As hard as it is to watch, I am so glad everything is coming up in the world right now to be seen as clearly as possible. I am glad people are speaking up and finding their voice. I am glad more and more people have had enough and are letting it be known.
I personally am feeling shaky this morning after that post I wrote yesterday. I was prepared for the stones to be thrown at me, but there were fewer than I anticipated. I, like the rest of the world, have had enough of keeping quiet. My tribulations may seem smaller scale compared to a lot of people in the world, but I have come to realize the oppression I had felt the first 30 years of my life was no small thing. It had a profound effect on who I conditioned myself to be and how I feared showing up in the world. I worked through the anger and fear around that and now I am left with moments of grief, sadness for feeling like I needed to hide who I truly was for so long. Even this sadness has been shifting and dissolving over the months.
I am strange, weird, unusual, mysterious in the eyes of society.
I truly am a mystic.
I don't follow mainstream ideas, unless they resonate, even when I feel the pressure from others. Right now, I am faced with this again. My go to has always been to retreat, become quiet and wait. Wait for what? To feel safe? True safety comes from a belief that we are safe, eternal, not a situation or an environment (this is a very metaphysical statement, not a logical one). True safety doesn't mean we can't be physically hurt, sick or die. It is something beyond the physical that we can connect with and pull ourselves out of this game of duality we play on Earth.
And... I know... this is where I just got weird😉 because a lot of people don't understand what I am saying. They take my words and try to analyze and fit it into logic. When it doesn't fit they tell me how wrong I am. Rarely do they ever say they simply don't understand nor resonate with my perspective. They feel the need to tell me I am uneducated, or living in a fantasy, or like when I was a kid I had a teacher flat out tell me to stop lying.
How could who I was born to be possibly be a lie?
Just because they can't relate to my inner knowing and experiences?
We all hold valuable truths, even if we don't agree. I spent the first 30 years of my life pouring myself into logic and education to become as knowledgeable as possible, so I could defend my point of view, and have educated opinions (I started this pattern around 5 years old, when I decided the world wasn't ready for what I was here to bring, so I tried to fit into the limited view of the world instead and dove head first into duality). Sometimes I still fall into that trap today, briefly, before I remember that it doesn't really matter. Because I don't want to live from my head, I want to live from my heart. When I lived from my head I had more and more headaches, overwhelm and illness. I always intended to come here and live from my heart, being a bridge for the divine. When I come back down into my heart, where logic doesn't have a place, I feel peaceful and harmonious and life flows so easily.
"Logic is great for baking cakes and building skyscrapers,
but it is horrible for living your life."

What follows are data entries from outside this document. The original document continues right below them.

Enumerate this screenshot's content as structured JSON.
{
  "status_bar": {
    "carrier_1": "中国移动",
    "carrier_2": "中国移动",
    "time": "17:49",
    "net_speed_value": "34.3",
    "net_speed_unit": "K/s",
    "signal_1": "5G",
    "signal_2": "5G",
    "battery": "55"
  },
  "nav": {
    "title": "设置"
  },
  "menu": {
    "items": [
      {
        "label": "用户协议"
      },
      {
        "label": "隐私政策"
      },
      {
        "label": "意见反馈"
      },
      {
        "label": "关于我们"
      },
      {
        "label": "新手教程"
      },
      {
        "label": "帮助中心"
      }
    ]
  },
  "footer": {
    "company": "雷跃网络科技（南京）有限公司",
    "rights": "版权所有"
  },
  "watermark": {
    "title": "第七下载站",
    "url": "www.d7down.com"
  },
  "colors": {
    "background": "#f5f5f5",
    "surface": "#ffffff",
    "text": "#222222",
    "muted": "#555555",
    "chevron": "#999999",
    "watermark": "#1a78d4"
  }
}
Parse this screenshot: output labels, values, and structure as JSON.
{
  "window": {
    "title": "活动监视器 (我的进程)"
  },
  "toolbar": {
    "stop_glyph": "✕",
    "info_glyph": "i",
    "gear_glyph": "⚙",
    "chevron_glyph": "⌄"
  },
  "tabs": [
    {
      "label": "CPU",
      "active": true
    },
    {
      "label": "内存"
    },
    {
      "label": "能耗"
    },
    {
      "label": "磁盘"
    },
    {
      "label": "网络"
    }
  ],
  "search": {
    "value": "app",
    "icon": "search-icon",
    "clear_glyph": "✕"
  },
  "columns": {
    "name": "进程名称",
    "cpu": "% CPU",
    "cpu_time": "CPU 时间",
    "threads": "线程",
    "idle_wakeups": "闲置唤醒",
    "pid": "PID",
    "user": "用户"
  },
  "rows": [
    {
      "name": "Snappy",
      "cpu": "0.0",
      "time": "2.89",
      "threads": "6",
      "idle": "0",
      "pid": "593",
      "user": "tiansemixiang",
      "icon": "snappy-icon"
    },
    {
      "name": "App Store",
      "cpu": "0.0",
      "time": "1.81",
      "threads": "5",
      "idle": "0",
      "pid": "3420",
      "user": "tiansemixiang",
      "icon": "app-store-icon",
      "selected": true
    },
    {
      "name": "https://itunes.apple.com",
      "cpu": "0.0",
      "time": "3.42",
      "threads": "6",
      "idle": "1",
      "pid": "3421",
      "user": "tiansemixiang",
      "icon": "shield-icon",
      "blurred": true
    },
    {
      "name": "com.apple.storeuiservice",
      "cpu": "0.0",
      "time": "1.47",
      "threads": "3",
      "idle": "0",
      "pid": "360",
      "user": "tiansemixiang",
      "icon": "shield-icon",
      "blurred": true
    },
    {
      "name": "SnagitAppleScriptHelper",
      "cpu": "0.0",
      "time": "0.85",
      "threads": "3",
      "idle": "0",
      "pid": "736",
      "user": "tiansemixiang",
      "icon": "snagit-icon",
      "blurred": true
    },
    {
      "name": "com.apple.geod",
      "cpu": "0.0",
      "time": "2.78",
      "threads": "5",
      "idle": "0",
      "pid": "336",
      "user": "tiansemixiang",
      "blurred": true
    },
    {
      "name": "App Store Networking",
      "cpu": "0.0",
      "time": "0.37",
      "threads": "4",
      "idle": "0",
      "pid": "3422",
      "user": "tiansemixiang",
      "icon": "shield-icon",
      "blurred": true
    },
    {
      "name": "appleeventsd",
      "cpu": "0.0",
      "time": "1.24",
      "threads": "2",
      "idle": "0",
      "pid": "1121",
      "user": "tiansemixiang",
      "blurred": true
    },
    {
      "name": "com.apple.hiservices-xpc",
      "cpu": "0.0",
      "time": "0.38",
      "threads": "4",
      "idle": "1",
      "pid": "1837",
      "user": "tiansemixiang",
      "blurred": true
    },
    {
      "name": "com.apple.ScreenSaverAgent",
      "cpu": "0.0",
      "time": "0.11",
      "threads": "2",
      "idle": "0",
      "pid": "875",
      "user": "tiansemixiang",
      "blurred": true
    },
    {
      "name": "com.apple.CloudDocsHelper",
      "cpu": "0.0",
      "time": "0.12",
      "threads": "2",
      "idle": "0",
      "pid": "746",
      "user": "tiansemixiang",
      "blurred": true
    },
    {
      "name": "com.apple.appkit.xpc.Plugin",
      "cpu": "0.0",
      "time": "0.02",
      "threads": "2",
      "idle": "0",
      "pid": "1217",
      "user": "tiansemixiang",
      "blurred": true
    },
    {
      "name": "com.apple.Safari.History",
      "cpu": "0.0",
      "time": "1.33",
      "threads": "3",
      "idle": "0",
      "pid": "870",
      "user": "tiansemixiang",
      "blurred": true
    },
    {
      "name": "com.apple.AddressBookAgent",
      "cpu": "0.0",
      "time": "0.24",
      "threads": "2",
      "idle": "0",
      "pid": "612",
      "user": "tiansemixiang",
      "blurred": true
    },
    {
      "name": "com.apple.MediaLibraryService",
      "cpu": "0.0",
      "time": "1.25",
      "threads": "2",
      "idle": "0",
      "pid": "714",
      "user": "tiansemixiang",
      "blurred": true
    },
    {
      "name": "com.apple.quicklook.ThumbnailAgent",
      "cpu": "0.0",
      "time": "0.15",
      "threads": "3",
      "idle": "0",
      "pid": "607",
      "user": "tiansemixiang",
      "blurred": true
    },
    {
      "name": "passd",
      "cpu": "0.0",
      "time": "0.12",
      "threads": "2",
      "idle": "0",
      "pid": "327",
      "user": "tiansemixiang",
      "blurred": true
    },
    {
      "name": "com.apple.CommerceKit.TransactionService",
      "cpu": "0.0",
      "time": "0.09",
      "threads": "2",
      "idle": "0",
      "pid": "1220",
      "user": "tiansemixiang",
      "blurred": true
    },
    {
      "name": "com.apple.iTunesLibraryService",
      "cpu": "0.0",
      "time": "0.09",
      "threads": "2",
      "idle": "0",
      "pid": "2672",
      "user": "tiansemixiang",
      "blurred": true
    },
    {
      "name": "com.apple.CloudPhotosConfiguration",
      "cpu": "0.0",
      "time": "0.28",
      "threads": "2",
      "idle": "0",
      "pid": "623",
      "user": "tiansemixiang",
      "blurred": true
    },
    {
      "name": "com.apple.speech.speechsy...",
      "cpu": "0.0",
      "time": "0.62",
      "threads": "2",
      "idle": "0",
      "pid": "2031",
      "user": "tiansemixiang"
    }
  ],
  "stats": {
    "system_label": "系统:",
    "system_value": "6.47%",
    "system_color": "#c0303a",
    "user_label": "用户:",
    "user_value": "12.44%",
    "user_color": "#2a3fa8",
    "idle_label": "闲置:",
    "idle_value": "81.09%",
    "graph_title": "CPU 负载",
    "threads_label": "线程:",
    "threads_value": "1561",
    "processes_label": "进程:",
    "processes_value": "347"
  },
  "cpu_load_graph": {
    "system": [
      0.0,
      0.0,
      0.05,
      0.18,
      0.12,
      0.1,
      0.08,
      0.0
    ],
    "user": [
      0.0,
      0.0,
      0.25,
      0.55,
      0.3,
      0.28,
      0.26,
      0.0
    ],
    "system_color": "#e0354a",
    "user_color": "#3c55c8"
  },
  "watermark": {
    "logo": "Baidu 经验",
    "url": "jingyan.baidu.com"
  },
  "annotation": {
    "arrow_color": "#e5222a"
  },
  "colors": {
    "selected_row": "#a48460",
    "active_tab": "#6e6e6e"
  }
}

I know that it is okay for others to believe I am wrong, yet in my center that is my greatest fear, because it feels like I am waiting to be stoned to death rather than embraced for being different. (and those of you who know my story, especially from childhood, know I am not just different but borderline unbelievable with some of what I have experienced 😉. My husband keeps telling me I have to write a book, and I am).
What does keeping quiet do? It makes me frustrated, it makes me sad and keeps me from doing what I came here to do in this lifetime.
I share this because I believe most of us have this desire to be seen, heard and accepted. I truly believe this is at the heart of this ancestral pain we see being played out, the pain of separation all humans feel to some degree here on Earth. More and more people have had enough and are making it known. Expressing their anger is the first wave of releasing this pain. The second wave for those who truly want to heal and make this a new world, is the journey to their own hearts. This is the harder step. It is easier to lash out in anger, as our society understands and unifies around anger. It is much harder to turn inward and be willing to see yourself, your light, and how we are all connected through this light. If I can do this...We can do this.
It is hard when I hear others judging me, for living a spiritual life. They must not realize a spiritual life is not a passive life. It takes courage, heart, and compassion. It takes a willingness to let others be who they are and acknowledge the value they bring. It takes seeing your own light and acknowledging your power as a being of light. Before you judge others for doing or not doing something remember you have no idea what their role here on Earth is. I don't need to be angry or more educated to be powerful and make a difference...and neither do you.